El Marco Ambiental y Social del Banco Mundial (MAS), que entró en vigor en octubre de 2018, introdujo 10 Estándares Ambientales y Sociales (EAS) aplicables a los prestatarios que reciben financiamiento del Banco Mundial para proyectos de inversión. Estos EAS recogen las buenas prácticas internacionales y promueven un mejor alineamiento de los requisitos ambientales y sociales en todo el Grupo del Banco Mundial, así como con otras instituciones multilaterales de desarrollo. El MAS también tiene como objetivo apoyar a los países a mejorar la capacidad de sus marcos institucionales y regulatorios para evaluar y gestionar los riesgos ambientales y sociales. Además, busca apoyar el uso de parte o la totalidad del marco nacional, en lugar de los EAS, cuando esto permita abordar los riesgos e impactos del proyecto y lograr objetivos sustancialmente coherentes con los EAS.
Como parte de los esfuerzos para apoyar a los países en el fortalecimiento de sus marcos regulatorios e institucionales, el Banco Mundial ha evaluado los sistemas, las capacidades institucionales y el historial de implementación de diversos países de América Latina y el Caribe en relación con los objetivos y requisitos de los EAS. Desarrolladas por etapas desde 2021, estas evaluaciones analizan las principales congruencias y diferencias entre el MAS y el marco nacional de gestión ambiental y social de cada país. Asimismo, presentan recomendaciones para fortalecer sus marcos normativos e identifican oportunidades de mejora institucional y desarrollo de capacidades. Estas medidas pueden guiar el diálogo entre el Banco Mundial y los países sobre políticas y acciones subsecuentes, además de facilitar un avance gradual hacia el uso creciente del marco de gestión ambiental y social de los países en los proyectos de inversión respaldados por el Banco. Los resultados fueron discutidos y retroalimentados en instancias de participación con actores del sector gubernamental, el sector privado, el ámbito académico y organizaciones de la sociedad civil de cada país.

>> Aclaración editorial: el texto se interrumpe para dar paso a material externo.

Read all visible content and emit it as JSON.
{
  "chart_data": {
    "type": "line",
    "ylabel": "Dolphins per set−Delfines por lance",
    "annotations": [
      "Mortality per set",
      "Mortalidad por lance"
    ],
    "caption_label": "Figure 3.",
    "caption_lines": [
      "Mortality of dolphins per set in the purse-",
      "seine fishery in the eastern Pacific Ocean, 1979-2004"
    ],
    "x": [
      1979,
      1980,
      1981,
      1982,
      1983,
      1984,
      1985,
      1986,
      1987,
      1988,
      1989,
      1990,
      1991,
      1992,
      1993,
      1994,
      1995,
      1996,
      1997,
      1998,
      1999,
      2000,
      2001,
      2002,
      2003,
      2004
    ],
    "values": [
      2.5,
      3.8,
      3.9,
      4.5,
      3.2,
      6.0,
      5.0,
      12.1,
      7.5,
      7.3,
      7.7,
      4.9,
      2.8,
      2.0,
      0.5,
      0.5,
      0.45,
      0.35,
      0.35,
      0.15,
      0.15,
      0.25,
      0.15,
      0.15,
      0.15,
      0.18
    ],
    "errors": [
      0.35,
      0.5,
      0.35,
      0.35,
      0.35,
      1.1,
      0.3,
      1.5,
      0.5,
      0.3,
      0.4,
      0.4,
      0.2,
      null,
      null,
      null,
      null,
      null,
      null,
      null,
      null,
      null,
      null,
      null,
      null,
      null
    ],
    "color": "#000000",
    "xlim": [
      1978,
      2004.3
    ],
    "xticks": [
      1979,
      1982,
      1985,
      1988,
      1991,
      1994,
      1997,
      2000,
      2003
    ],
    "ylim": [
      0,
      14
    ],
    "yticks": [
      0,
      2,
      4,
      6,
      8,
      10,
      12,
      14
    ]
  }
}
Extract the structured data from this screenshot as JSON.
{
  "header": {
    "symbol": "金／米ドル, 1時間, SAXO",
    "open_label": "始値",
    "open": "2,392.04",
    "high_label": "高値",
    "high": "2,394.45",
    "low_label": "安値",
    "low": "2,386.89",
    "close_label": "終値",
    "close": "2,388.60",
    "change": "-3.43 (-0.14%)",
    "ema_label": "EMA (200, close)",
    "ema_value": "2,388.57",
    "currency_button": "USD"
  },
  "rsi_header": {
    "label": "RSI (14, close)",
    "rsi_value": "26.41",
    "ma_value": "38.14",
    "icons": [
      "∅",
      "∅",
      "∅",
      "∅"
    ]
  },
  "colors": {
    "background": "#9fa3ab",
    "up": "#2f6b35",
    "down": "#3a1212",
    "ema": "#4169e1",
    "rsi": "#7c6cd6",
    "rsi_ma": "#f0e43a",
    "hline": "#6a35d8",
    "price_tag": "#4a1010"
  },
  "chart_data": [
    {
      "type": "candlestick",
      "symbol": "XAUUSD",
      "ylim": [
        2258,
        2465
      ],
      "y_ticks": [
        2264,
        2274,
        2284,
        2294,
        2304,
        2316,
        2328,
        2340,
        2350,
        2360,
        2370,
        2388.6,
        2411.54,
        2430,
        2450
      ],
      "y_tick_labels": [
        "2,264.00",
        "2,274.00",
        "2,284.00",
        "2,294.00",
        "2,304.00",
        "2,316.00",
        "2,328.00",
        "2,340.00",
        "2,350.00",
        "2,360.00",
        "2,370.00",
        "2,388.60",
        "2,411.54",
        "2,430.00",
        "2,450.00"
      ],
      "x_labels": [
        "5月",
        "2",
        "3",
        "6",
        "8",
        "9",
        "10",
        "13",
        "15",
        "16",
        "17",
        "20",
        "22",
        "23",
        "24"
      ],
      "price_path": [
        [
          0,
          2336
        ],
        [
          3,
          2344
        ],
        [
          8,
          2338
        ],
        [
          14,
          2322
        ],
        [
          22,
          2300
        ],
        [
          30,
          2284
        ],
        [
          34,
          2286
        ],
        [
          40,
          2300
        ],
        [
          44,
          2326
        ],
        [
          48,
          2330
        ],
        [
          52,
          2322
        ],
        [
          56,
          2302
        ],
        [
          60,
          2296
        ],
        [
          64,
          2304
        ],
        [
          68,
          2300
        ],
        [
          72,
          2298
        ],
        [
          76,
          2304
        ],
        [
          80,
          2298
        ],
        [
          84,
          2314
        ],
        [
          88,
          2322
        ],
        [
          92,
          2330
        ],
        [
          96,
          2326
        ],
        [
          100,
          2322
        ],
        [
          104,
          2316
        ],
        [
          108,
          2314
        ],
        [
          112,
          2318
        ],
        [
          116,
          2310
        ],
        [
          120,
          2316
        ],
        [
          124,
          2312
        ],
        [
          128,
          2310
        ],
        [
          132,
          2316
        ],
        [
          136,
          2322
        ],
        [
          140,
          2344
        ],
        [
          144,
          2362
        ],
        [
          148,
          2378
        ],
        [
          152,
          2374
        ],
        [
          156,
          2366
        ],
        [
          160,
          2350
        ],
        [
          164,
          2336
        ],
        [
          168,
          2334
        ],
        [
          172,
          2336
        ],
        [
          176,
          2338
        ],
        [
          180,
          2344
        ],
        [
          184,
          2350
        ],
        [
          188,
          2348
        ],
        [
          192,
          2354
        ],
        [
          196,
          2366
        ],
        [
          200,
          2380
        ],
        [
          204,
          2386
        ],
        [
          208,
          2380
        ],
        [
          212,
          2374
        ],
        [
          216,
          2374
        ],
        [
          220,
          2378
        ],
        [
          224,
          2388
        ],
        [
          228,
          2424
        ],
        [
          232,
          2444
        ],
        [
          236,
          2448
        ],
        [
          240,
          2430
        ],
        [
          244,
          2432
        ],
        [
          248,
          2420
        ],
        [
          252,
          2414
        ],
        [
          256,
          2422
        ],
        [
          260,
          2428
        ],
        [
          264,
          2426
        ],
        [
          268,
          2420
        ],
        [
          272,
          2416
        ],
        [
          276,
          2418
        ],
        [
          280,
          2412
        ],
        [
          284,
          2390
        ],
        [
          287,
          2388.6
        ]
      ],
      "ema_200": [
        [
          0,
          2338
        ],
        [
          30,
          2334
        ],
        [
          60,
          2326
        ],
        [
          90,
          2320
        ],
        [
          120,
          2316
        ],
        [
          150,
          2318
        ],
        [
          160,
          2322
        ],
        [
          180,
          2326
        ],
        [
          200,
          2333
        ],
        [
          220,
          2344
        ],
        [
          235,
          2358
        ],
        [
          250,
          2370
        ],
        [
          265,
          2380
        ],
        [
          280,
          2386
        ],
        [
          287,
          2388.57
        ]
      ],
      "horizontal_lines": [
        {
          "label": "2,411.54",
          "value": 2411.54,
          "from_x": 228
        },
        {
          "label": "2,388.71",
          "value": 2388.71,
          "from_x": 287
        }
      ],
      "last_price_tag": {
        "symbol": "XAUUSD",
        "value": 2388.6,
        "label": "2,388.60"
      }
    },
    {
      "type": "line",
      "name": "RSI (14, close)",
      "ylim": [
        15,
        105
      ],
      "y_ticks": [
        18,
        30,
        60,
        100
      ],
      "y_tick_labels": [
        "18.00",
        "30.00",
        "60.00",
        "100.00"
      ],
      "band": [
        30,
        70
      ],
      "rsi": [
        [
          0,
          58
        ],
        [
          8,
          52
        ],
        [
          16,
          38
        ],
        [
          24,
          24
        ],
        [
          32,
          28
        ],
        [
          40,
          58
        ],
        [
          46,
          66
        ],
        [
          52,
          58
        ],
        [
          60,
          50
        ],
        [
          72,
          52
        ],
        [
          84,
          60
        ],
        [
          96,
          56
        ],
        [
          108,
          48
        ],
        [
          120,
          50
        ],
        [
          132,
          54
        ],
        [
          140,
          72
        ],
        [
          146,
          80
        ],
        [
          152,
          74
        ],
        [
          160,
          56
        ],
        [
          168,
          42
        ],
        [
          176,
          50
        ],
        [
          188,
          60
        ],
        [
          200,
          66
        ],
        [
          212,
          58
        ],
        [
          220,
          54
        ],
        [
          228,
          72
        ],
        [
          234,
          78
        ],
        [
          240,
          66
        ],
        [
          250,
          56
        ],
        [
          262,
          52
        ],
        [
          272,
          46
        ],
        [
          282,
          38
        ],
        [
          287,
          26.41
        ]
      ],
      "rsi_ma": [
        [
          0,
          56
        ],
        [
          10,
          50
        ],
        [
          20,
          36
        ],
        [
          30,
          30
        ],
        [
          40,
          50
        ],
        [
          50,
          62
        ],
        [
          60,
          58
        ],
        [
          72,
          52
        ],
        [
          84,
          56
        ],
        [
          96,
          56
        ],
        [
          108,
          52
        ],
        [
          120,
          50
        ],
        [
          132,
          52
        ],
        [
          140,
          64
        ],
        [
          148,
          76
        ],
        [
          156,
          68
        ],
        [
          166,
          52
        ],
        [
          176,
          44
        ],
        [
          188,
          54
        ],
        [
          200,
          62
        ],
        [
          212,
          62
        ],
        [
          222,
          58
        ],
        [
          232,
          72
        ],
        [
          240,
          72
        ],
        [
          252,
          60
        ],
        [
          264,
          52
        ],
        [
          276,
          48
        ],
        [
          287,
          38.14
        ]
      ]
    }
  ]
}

Los principales resultados de estas evaluaciones se publican ahora de forma resumida por país, con el propósito de ofrecer documentos accesibles que faciliten la toma de decisiones informadas por parte de las agencias gubernamentales y otros actores relevantes. Además, estos resúmenes buscan ayudar a alinear los esfuerzos nacionales con las mejores prácticas internacionales, promoviendo una gestión de riesgos efectiva, coherente, inclusiva y sostenible.